Generative AI enables a new level of personalization, giving financial institutions the opportunity to extract meaningful insights from customer data and then tailor their services, journeys and experiences. By embracing AI, financial institutions can streamline processes, enhance decision-making, and reduce operational costs through hyperautomation. Invest in AI for effective fraud detection, improved customer service, and advanced predictive analytics.
4. Cultivate composability and adaptability
A transformative shift is underway to decentralize IT services across the enterprise. This shift is accompanied by the emergence of business technologists, leading to the formation of fusion teams that require access to business-centric services without necessitating deep technical expertise.
This trend is driven by the increasing ubiquity of APIs in application design within organizations and collaboration with vendor applications. 60% of finance organizations are predicted to deploy composable finance applications, using modular technology solutions delivered by a range of vendors, according to Gartner. Beyond technological adaptations, factors like organizational structure, project management, and the alignment of IT with business objectives will make the adoption of this trend gradual.
5. Cloud banking
In 2024, the cloud sector will characterized by cost optimization, specialization among cloud providers, the integration of mission-critical applications, and a broader array of decision-makers driving cloud strategy, ultimately shaping the future of banking.
Furthermore, the composition of cloud workloads is expected to undergo a dramatic transformation.

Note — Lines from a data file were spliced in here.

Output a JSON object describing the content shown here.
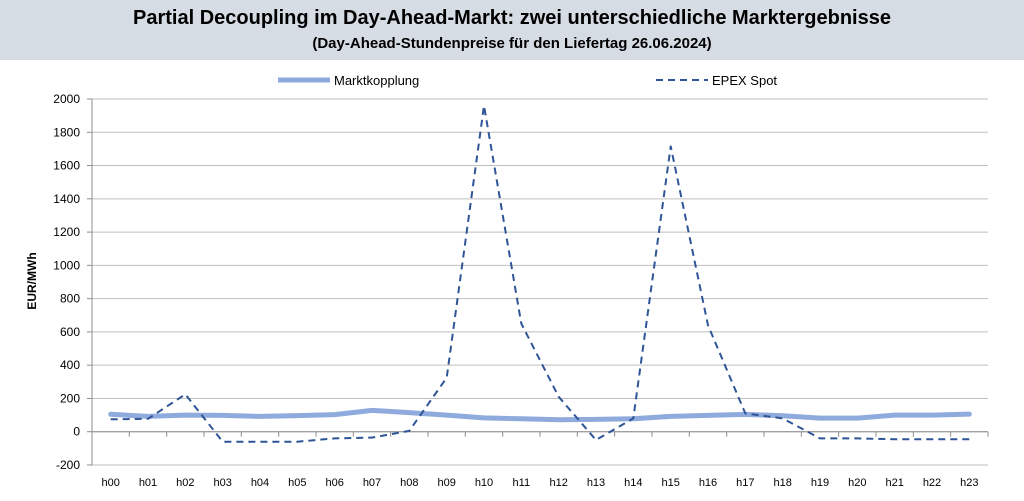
{
  "header": {
    "title": "Partial Decoupling im Day-Ahead-Markt: zwei unterschiedliche Marktergebnisse",
    "subtitle": "(Day-Ahead-Stundenpreise für den Liefertag 26.06.2024)"
  },
  "chart_data": {
    "type": "line",
    "ylabel": "EUR/MWh",
    "ylim": [
      -200,
      2000
    ],
    "yticks": [
      -200,
      0,
      200,
      400,
      600,
      800,
      1000,
      1200,
      1400,
      1600,
      1800,
      2000
    ],
    "grid": true,
    "legend_position": "top",
    "categories": [
      "h00",
      "h01",
      "h02",
      "h03",
      "h04",
      "h05",
      "h06",
      "h07",
      "h08",
      "h09",
      "h10",
      "h11",
      "h12",
      "h13",
      "h14",
      "h15",
      "h16",
      "h17",
      "h18",
      "h19",
      "h20",
      "h21",
      "h22",
      "h23"
    ],
    "series": [
      {
        "name": "Marktkopplung",
        "style": "solid",
        "color": "#8faadc",
        "values": [
          105,
          92,
          100,
          98,
          92,
          97,
          103,
          128,
          115,
          100,
          83,
          78,
          72,
          74,
          78,
          92,
          98,
          104,
          96,
          82,
          82,
          100,
          100,
          106
        ]
      },
      {
        "name": "EPEX Spot",
        "style": "dashed",
        "color": "#2f5597",
        "values": [
          75,
          78,
          225,
          -60,
          -60,
          -60,
          -40,
          -35,
          5,
          325,
          1960,
          650,
          210,
          -50,
          80,
          1715,
          640,
          110,
          80,
          -40,
          -40,
          -45,
          -45,
          -45
        ]
      }
    ]
  }
}
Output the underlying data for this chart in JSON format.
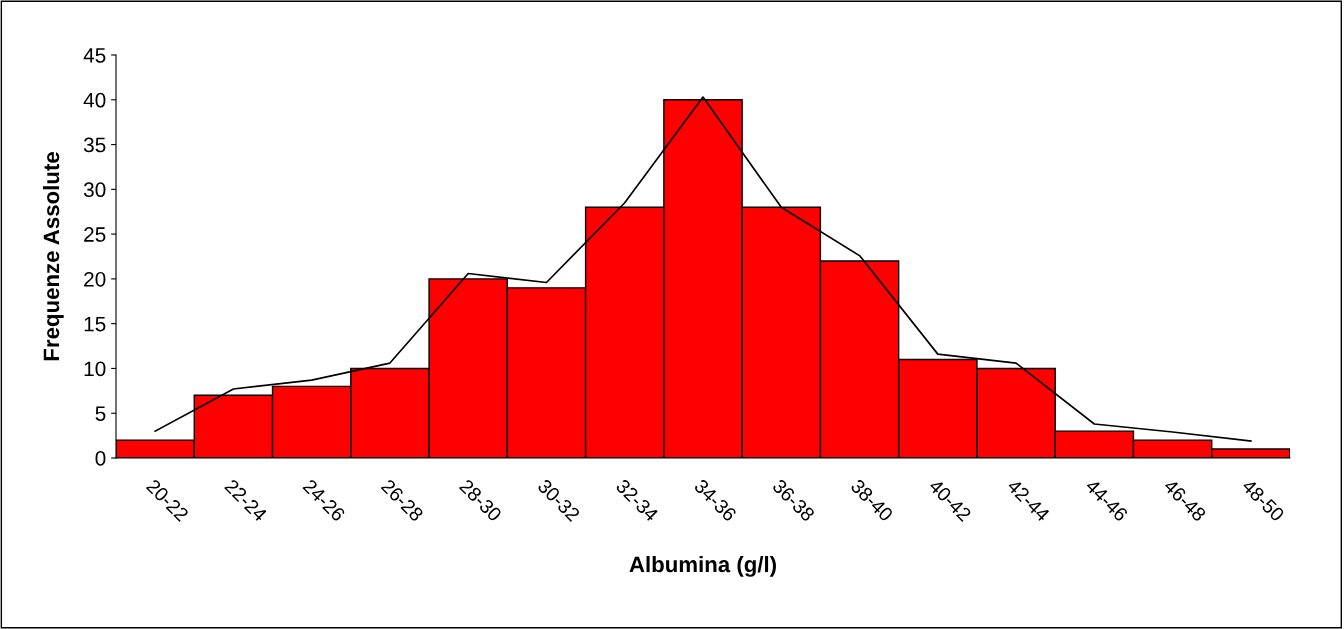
{
  "chart_data": {
    "type": "bar",
    "xlabel": "Albumina (g/l)",
    "ylabel": "Frequenze Assolute",
    "categories": [
      "20-22",
      "22-24",
      "24-26",
      "26-28",
      "28-30",
      "30-32",
      "32-34",
      "34-36",
      "36-38",
      "38-40",
      "40-42",
      "42-44",
      "44-46",
      "46-48",
      "48-50"
    ],
    "series": [
      {
        "color": "#ff0000",
        "values": [
          2,
          7,
          8,
          10,
          20,
          19,
          28,
          40,
          28,
          22,
          11,
          10,
          3,
          2,
          1
        ]
      },
      {
        "type": "line",
        "color": "#000000",
        "values": [
          3,
          7.7,
          8.7,
          10.6,
          20.6,
          19.6,
          28.5,
          40.3,
          28,
          22.6,
          11.6,
          10.6,
          3.8,
          2.9,
          1.9
        ]
      }
    ],
    "ylim": [
      0,
      45
    ],
    "yticks": [
      0,
      5,
      10,
      15,
      20,
      25,
      30,
      35,
      40,
      45
    ],
    "grid": false,
    "legend": false,
    "marker": "none",
    "line_style": "solid"
  }
}
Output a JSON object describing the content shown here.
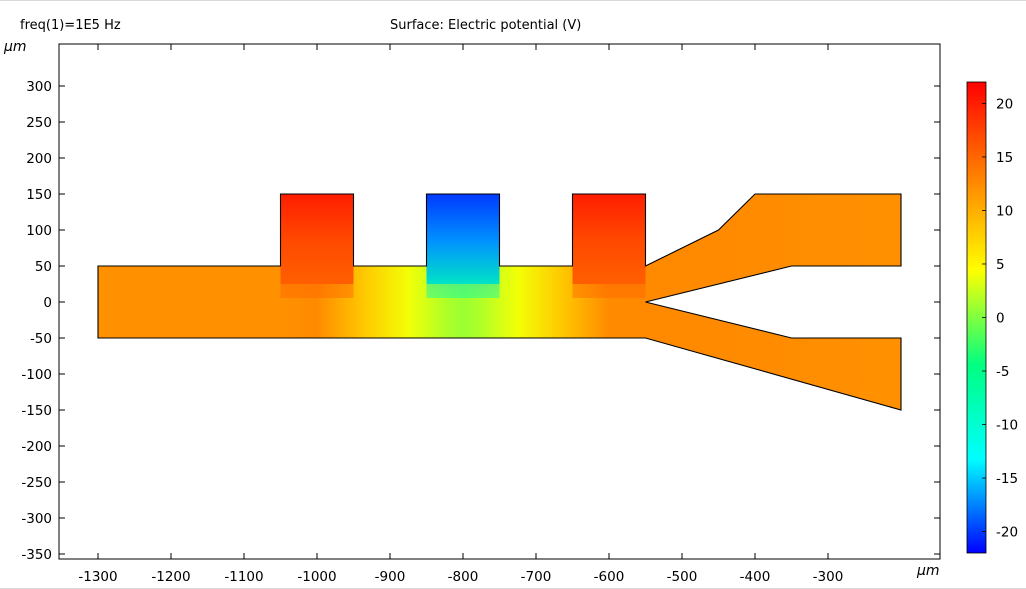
{
  "header": {
    "freq_label": "freq(1)=1E5 Hz",
    "title": "Surface: Electric potential (V)"
  },
  "axes": {
    "x_unit": "μm",
    "y_unit": "μm"
  },
  "chart_data": {
    "type": "heatmap",
    "title": "Surface: Electric potential (V)",
    "subtitle": "freq(1)=1E5 Hz",
    "xlabel": "μm",
    "ylabel": "μm",
    "xlim": [
      -1355,
      -45
    ],
    "ylim": [
      -355,
      355
    ],
    "x_ticks": [
      -1300,
      -1200,
      -1100,
      -1000,
      -900,
      -800,
      -700,
      -600,
      -500,
      -400,
      -300
    ],
    "y_ticks": [
      300,
      250,
      200,
      150,
      100,
      50,
      0,
      -50,
      -100,
      -150,
      -200,
      -250,
      -300,
      -350
    ],
    "grid": false,
    "geometry_outline": [
      [
        -1300,
        50
      ],
      [
        -1050,
        50
      ],
      [
        -1050,
        150
      ],
      [
        -950,
        150
      ],
      [
        -950,
        50
      ],
      [
        -850,
        50
      ],
      [
        -850,
        150
      ],
      [
        -750,
        150
      ],
      [
        -750,
        50
      ],
      [
        -650,
        50
      ],
      [
        -650,
        150
      ],
      [
        -550,
        150
      ],
      [
        -550,
        50
      ],
      [
        -450,
        100
      ],
      [
        -400,
        150
      ],
      [
        -200,
        150
      ],
      [
        -200,
        50
      ],
      [
        -350,
        50
      ],
      [
        -550,
        0
      ],
      [
        -350,
        -50
      ],
      [
        -200,
        -50
      ],
      [
        -200,
        -150
      ],
      [
        -550,
        -50
      ],
      [
        -1300,
        -50
      ]
    ],
    "electrodes": [
      {
        "x": [
          -1050,
          -950
        ],
        "y": [
          50,
          150
        ],
        "potential": 20
      },
      {
        "x": [
          -850,
          -750
        ],
        "y": [
          50,
          150
        ],
        "potential": -20
      },
      {
        "x": [
          -650,
          -550
        ],
        "y": [
          50,
          150
        ],
        "potential": 20
      }
    ],
    "field_potential": {
      "x": [
        -1300,
        -1050,
        -1000,
        -940,
        -875,
        -820,
        -800,
        -780,
        -725,
        -660,
        -600,
        -550,
        -450,
        -200
      ],
      "value": [
        12,
        12,
        12.5,
        8.5,
        4,
        1.5,
        1,
        1.5,
        4,
        8.5,
        12.5,
        12.5,
        12.5,
        12
      ]
    },
    "colorbar": {
      "min": -22,
      "max": 22,
      "ticks": [
        20,
        15,
        10,
        5,
        0,
        -5,
        -10,
        -15,
        -20
      ],
      "colormap": [
        "#0000ff",
        "#00ffff",
        "#00ff80",
        "#ffff00",
        "#ff8000",
        "#ff0000"
      ]
    }
  }
}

Cloud environments are poised to encompass a more extensive array of mission-critical applications than ever before. Financial institutions are gradually disentangling themselves from the confines of tangible assets and capital expenditure (capex) models. Instead, they are increasingly inclined to embrace services and operating expenditure (opex) models. cloud technology is set to play a pivotal role as a cornerstone of the broader economic strategy, characterized by intangible assets.